Ammesso, e non concesso, che la crociata tariffaria contro il mondo abbia una giustificazione economica, ciò che la “nuova indipendenza USA” proclamata da Trump da un campo da golf venerdì, alla fine della settimana record per i trilioni persi dalle borse, ha già prodotto è una debacle geopolitica internazionale.
Partiamo dai dazi. “Una brillante mossa strategica? Un catastrofico autogol?” Il dubbio espresso da Bari Weiss su FreePress di giovedì 3 aprile espone bene la drammaticità della situazione. La stragrande maggioranza degli economisti si è schierata con la seconda tesi ed è significativo che tra i critici di Trump si ritrovino, con vario grado di condanna, anche opinionisti ed esperti di scuola liberista che sono stati dalla sua parte il 5 novembre.
“Se Trump manterrà ora fede all’intenzione, annunciata in campagna elettorale nel 2024, di imporre tariffe generalizzate del 10% sulle merci in entrata negli Stati Uniti – soprattutto dalla Cina, ma anche dagli altri Paesi, amici e alleati compresi – questa politica iper-protezionista sarà l’equivalente di una ‘tassa commerciale’ sui consumatori americani”, avevo scritto nel libro Trump La Rivincita (Mind Edizioni, novembre 2025) anticipando il suo programma e spiegando le ragioni della vittoria. E commentavo: “A sostegno di una posizione contraria ai principi di libero mercato che hanno costituito l’ortodossia repubblicana da Ronald Reagan a George Bush, [Trump] difende la politica economica che ha condotto nel primo mandato”. Quindi, se è vero che non c’è nulla di “improvvisato” nella proclamazione del 2 aprile, questo è un argomento che annulla il richiamo alla “emergenza” invocato da Trump per rimediare allo squilibrio nella bilancia commerciale USA con i suoi partner.
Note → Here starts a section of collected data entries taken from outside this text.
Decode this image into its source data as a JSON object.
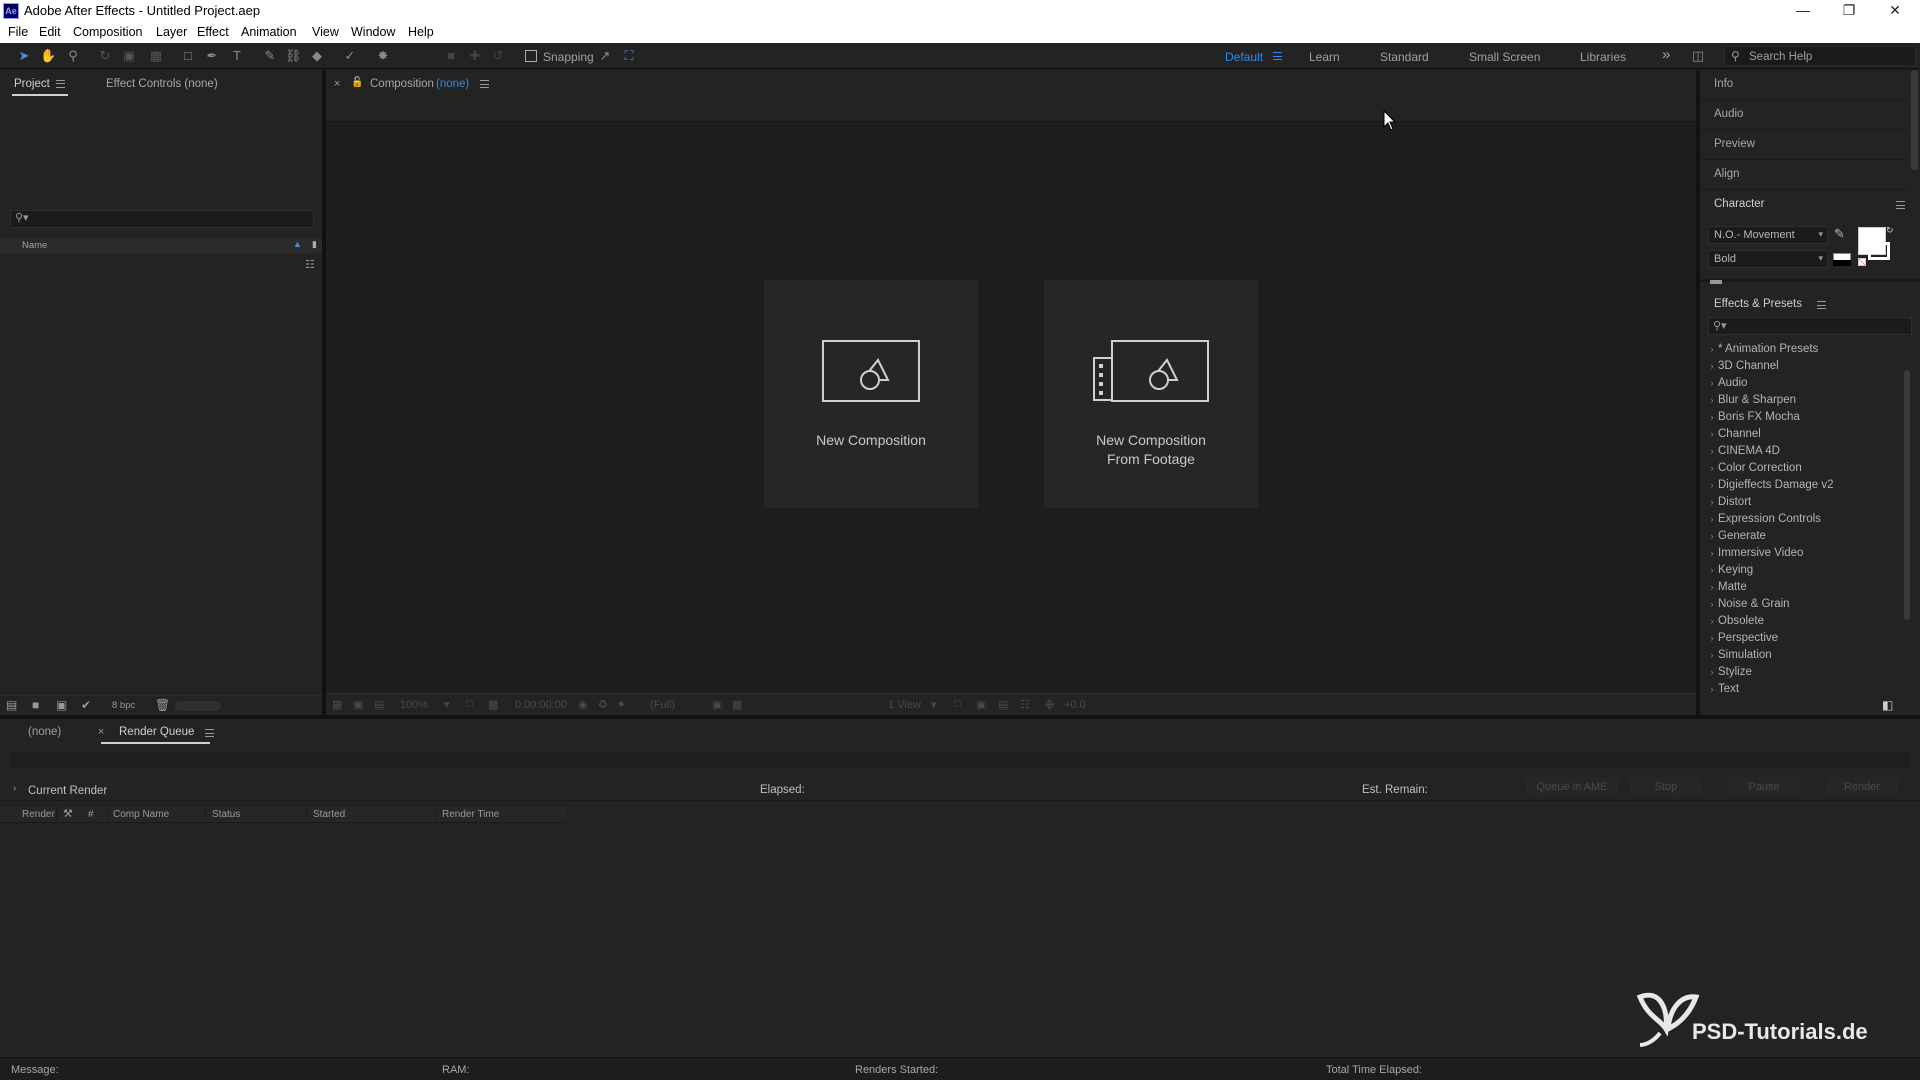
{
  "app": {
    "title": "Adobe After Effects - Untitled Project.aep",
    "icon_label": "Ae"
  },
  "menu": [
    "File",
    "Edit",
    "Composition",
    "Layer",
    "Effect",
    "Animation",
    "View",
    "Window",
    "Help"
  ],
  "toolbar": {
    "snapping_label": "Snapping",
    "workspaces": [
      "Default",
      "Learn",
      "Standard",
      "Small Screen",
      "Libraries"
    ],
    "active_workspace": "Default",
    "search_placeholder": "Search Help",
    "overflow": "»"
  },
  "project_panel": {
    "tab_project": "Project",
    "tab_effect_controls": "Effect Controls (none)",
    "search_placeholder": "",
    "column_name": "Name",
    "bpc": "8 bpc"
  },
  "composition_panel": {
    "tab_label": "Composition",
    "tab_value": "(none)",
    "card_new_composition": "New Composition",
    "card_from_footage_line1": "New Composition",
    "card_from_footage_line2": "From Footage",
    "footer": {
      "zoom": "100%",
      "timecode": "0:00:00:00",
      "resolution": "(Full)",
      "views": "1 View",
      "exposure": "+0.0"
    }
  },
  "right_panels": {
    "info": "Info",
    "audio": "Audio",
    "preview": "Preview",
    "align": "Align",
    "character": "Character",
    "font_family": "N.O.- Movement",
    "font_style": "Bold",
    "effects_presets": "Effects & Presets"
  },
  "effects_list": [
    "* Animation Presets",
    "3D Channel",
    "Audio",
    "Blur & Sharpen",
    "Boris FX Mocha",
    "Channel",
    "CINEMA 4D",
    "Color Correction",
    "Digieffects Damage v2",
    "Distort",
    "Expression Controls",
    "Generate",
    "Immersive Video",
    "Keying",
    "Matte",
    "Noise & Grain",
    "Obsolete",
    "Perspective",
    "Simulation",
    "Stylize",
    "Text"
  ],
  "render_queue": {
    "tab_none": "(none)",
    "tab_render_queue": "Render Queue",
    "current_render": "Current Render",
    "elapsed": "Elapsed:",
    "est_remain": "Est. Remain:",
    "buttons": [
      "Queue in AME",
      "Stop",
      "Pause",
      "Render"
    ],
    "columns": [
      "Render",
      "#",
      "Comp Name",
      "Status",
      "Started",
      "Render Time"
    ]
  },
  "status_bar": {
    "message": "Message:",
    "ram": "RAM:",
    "renders_started": "Renders Started:",
    "total_time_elapsed": "Total Time Elapsed:"
  },
  "watermark": "PSD-Tutorials.de",
  "colors": {
    "accent_blue": "#2d8ceb",
    "panel_bg": "#232323",
    "app_bg": "#1d1d1d"
  }
}
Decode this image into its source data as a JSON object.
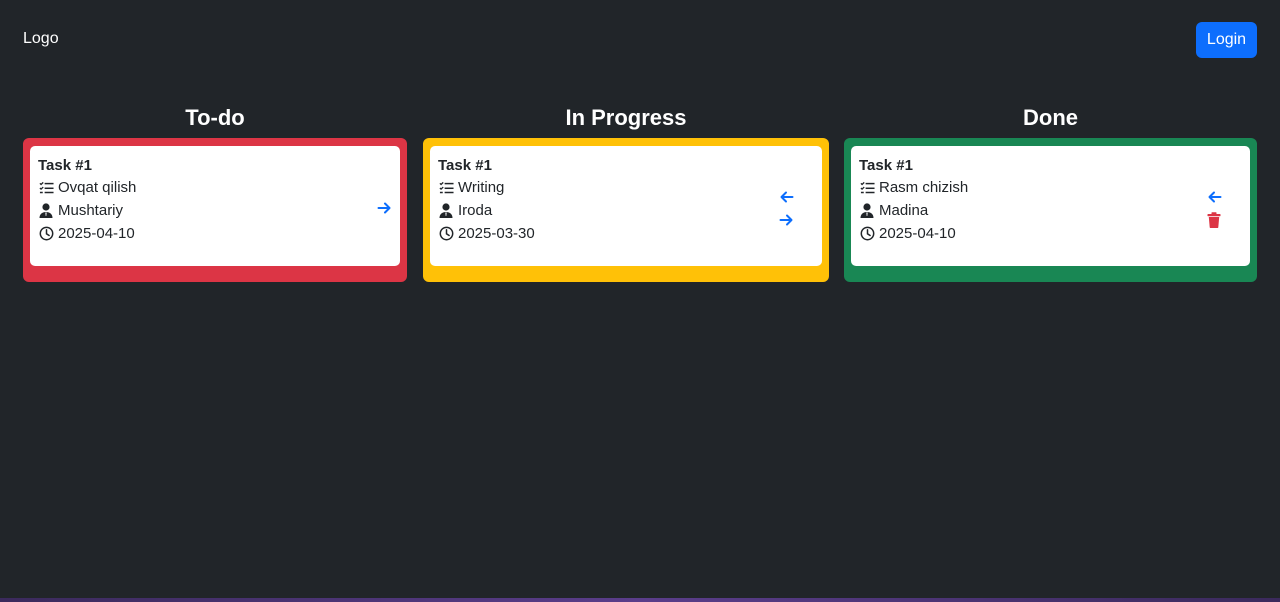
{
  "navbar": {
    "logo": "Logo",
    "login_label": "Login"
  },
  "colors": {
    "background": "#212529",
    "todo": "#dc3545",
    "in_progress": "#ffc107",
    "done": "#198754",
    "accent": "#0d6efd",
    "danger": "#dc3545"
  },
  "columns": [
    {
      "title": "To-do",
      "tasks": [
        {
          "title": "Task #1",
          "name": "Ovqat qilish",
          "assignee": "Mushtariy",
          "date": "2025-04-10",
          "actions": [
            "arrow-right-icon"
          ]
        }
      ]
    },
    {
      "title": "In Progress",
      "tasks": [
        {
          "title": "Task #1",
          "name": "Writing",
          "assignee": "Iroda",
          "date": "2025-03-30",
          "actions": [
            "arrow-left-icon",
            "arrow-right-icon"
          ]
        }
      ]
    },
    {
      "title": "Done",
      "tasks": [
        {
          "title": "Task #1",
          "name": "Rasm chizish",
          "assignee": "Madina",
          "date": "2025-04-10",
          "actions": [
            "arrow-left-icon",
            "trash-icon"
          ]
        }
      ]
    }
  ]
}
È vero che gli americani importano più di quanto esportano, ma nella dottrina non c’è un consenso acclarato che questo sbilanciamento aritmetico sia di per sé negativo per il Paese. I fattori che rendono “felice”, “in forma”, “prospera”, una società sono complessi: la disoccupazione legata alla de-industrializzazione è grave in molte aree, ma quanto hanno inciso sulla migliorata qualità della vita, negli Stati rossi e blu, le tecnologie sviluppate grazie alla libertà d’impresa, allo spirito innovativo del capitalismo e alla deregolamentazione? O l’arrivo di prodotti deprezzati dal terzo e quarto mondo che hanno tenuto bassa l’inflazione per anni, rimpolpando d’altra parte i salari effettivamente penalizzati della classe media, punita da una immigrazione indispensabile?
La ricetta commerciale ultra-semplicistica di Trump sta già dando esiti opposti. Gli investitori, soprattutto i lavoratori coi loro fondi pensione che ne sono larghissima parte, vedono gli indici precipitare e possono affrontare il panico delle perdite solo con la speranza borsistica nel lungo termine o con la fede in Trump. I sindacati dei settori industriali vivono una condizione innaturale, abbarbicati al presidente iper-protezionista di un partito, il GOP, che hanno sempre detestato. Intanto, assistono alle promesse di apertura di alcune fabbriche di auto (ma ci vorranno minimo 3 anni) e ai tweet di Trump che annuncia miliardi di investimenti dall’estero di aziende in fuga dalle tariffe.
Come andrà a finire? Bisogna dare tempo, a Bari Weiss e a noi tutti, per avere la risposta al dilemma, sul piano economico. Purtroppo, la “debacle geopolitica internazionale” cui accennavo sopra è però già acquisita. In un mondo dove l’anti-americanismo è vivo e vegeto, Trump dovrebbe avere ben chiari alleati e avversari. Lui non distingue e la “cura universale” dei dazi (10% di base e il resto frutto di una formula a-scientifica) è cervellotica e sbagliata. Crea un fronte unito anti USA, invece di sfruttare gli interessi di ogni Paese e le loro divisioni. Esempio: se la Cina è IL nemico, perché caricare di tariffe più pesanti il Vietnam, che compete con Pechino e ama l’America?